Stochastic Variance-Reduced Majorization-Minimization Algorithms

Duy-Nhat Phan,Sedi Bartz,Nilabja Guha,Hung M. Phan
2023-05-11
Abstract:We study a class of nonconvex nonsmooth optimization problems in which the objective is a sum of two functions: One function is the average of a large number of differentiable functions, while the other function is proper, lower semicontinuous and has a surrogate function that satisfies standard assumptions. Such problems arise in machine learning and regularized empirical risk minimization applications. However, nonconvexity and the large-sum structure are challenging for the design of new algorithms. Consequently, effective algorithms for such scenarios are scarce. We introduce and study three stochastic variance-reduced majorization-minimization (MM) algorithms, combining the general MM principle with new variance-reduced techniques. We provide almost surely subsequential convergence of the generated sequence to a stationary point. We further show that our algorithms possess the best-known complexity bounds in terms of gradient evaluations. We demonstrate the effectiveness of our algorithms on sparse binary classification problems, sparse multi-class logistic regressions, and neural networks by employing several widely-used and publicly available data sets.

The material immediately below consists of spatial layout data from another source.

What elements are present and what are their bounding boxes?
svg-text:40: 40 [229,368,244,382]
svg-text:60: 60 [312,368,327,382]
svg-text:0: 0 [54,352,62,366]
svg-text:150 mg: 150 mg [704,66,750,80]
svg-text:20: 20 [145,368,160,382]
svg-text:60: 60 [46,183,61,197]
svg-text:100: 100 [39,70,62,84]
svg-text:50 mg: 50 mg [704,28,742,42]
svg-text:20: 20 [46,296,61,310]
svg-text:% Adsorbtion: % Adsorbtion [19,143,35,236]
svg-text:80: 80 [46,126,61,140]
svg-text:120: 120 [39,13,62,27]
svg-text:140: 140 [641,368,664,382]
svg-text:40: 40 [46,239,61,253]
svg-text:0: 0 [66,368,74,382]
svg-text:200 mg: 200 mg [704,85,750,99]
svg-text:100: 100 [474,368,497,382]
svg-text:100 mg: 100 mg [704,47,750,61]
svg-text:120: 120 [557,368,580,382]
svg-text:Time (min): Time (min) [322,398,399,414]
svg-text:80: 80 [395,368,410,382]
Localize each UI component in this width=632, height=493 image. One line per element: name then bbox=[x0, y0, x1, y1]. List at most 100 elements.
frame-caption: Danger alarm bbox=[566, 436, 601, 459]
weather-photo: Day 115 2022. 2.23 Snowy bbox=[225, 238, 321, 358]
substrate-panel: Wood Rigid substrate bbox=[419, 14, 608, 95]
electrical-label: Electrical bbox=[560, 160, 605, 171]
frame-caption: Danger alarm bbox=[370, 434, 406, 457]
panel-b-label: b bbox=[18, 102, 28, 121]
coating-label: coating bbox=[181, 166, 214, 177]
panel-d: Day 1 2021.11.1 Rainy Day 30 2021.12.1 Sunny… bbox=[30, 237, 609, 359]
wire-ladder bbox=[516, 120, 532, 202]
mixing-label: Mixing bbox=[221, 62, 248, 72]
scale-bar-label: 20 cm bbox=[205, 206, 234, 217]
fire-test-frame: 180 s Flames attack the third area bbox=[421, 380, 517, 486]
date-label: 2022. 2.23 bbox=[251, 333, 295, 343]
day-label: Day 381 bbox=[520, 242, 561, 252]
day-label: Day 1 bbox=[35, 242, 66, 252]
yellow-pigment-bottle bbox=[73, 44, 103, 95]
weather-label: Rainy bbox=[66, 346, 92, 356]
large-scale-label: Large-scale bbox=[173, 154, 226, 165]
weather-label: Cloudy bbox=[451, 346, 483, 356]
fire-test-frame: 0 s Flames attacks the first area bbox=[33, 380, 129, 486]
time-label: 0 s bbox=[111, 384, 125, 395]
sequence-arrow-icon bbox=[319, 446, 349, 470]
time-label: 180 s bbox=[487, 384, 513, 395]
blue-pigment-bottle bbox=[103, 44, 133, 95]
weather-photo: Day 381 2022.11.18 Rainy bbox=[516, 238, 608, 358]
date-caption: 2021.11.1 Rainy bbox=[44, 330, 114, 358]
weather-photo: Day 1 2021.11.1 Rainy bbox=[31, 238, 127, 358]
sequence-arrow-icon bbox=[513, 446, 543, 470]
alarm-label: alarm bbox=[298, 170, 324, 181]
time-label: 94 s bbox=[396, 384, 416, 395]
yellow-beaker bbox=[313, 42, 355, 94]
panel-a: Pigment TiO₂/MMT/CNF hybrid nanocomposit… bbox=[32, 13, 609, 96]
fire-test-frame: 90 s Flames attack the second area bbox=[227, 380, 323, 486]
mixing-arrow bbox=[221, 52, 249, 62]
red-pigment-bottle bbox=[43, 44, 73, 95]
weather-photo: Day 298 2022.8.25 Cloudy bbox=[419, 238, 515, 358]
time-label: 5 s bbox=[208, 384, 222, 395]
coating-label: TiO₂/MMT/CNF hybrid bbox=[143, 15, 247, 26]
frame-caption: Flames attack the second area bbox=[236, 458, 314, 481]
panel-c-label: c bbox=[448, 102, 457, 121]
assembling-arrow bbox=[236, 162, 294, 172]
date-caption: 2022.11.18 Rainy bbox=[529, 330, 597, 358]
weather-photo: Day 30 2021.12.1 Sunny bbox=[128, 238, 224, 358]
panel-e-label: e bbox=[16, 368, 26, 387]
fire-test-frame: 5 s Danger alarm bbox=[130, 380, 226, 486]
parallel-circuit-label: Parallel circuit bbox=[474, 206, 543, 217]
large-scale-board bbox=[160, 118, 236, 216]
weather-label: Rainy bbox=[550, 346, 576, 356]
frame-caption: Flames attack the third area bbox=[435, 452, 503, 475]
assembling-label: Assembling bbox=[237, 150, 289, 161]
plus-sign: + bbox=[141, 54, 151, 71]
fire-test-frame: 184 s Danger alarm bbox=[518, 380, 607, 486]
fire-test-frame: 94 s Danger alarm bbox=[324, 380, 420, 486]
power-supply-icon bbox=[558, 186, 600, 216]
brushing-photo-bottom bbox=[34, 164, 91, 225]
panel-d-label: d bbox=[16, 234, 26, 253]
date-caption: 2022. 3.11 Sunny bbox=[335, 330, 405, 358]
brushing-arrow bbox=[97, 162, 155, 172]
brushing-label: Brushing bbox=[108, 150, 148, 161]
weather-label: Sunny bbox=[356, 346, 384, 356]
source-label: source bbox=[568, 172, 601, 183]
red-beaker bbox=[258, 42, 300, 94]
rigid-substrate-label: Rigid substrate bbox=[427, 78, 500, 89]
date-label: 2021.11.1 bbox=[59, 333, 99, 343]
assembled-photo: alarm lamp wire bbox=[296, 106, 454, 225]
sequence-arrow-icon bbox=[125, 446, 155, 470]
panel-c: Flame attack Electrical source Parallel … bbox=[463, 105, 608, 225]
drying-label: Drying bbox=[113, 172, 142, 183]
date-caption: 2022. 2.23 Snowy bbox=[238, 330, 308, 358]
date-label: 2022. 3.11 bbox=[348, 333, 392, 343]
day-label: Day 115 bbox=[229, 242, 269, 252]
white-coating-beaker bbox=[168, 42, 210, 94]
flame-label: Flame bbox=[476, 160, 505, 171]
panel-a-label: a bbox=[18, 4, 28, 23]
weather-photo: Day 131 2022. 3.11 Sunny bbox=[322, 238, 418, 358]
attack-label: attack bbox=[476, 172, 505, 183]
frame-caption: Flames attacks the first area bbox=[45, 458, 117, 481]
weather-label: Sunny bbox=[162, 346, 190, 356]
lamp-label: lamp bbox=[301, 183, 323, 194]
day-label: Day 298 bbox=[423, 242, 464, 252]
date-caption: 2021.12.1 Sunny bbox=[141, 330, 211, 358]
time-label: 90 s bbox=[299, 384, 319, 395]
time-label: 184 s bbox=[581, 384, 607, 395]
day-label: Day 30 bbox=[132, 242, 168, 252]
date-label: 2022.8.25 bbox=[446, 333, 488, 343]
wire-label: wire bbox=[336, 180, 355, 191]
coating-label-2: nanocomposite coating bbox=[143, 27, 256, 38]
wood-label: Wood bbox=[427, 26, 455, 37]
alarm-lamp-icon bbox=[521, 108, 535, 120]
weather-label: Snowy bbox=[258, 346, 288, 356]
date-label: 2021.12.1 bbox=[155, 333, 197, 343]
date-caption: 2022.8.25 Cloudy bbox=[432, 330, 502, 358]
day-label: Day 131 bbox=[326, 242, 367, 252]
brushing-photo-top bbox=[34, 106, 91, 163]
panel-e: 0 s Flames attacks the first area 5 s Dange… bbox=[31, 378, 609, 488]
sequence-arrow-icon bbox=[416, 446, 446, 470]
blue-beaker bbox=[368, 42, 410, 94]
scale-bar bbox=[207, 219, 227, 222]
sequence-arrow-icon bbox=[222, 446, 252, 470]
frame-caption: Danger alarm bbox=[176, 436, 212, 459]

Optimization and Control,Numerical Analysis
What problem does this paper attempt to address?
### Problems Addressed by the Paper The paper primarily addresses a class of non-convex and non-smooth optimization problems, where the objective function consists of two parts: one part is the average of a large number of differentiable functions, and the other part is a suitable, lower semi-continuous function. These types of problems are very common in machine learning and regularized empirical risk minimization applications. However, due to the presence of non-convexity and the large-scale summation structure, designing new algorithms is very challenging. To address this issue, the authors propose three Majorization-Minimization (MM) algorithms based on stochastic variance reduction: 1. **MM-SAGA**: Combines the deterministic MM method with SAGA-style stochastic gradient updates. 2. **MM-SVRG**: Combines the deterministic MM method with loop-free SVRG stochastic gradient estimation. 3. **MM-SARAH**: Combines the deterministic MM method with loop-free SARAH stochastic gradient estimation. These algorithms not only provide almost certain subsequence convergence to a stationary point but also demonstrate the best-known complexity bounds in terms of gradient evaluations. Experimental results show that these algorithms perform excellently in tasks such as sparse binary classification, multi-class logistic regression, and neural network training.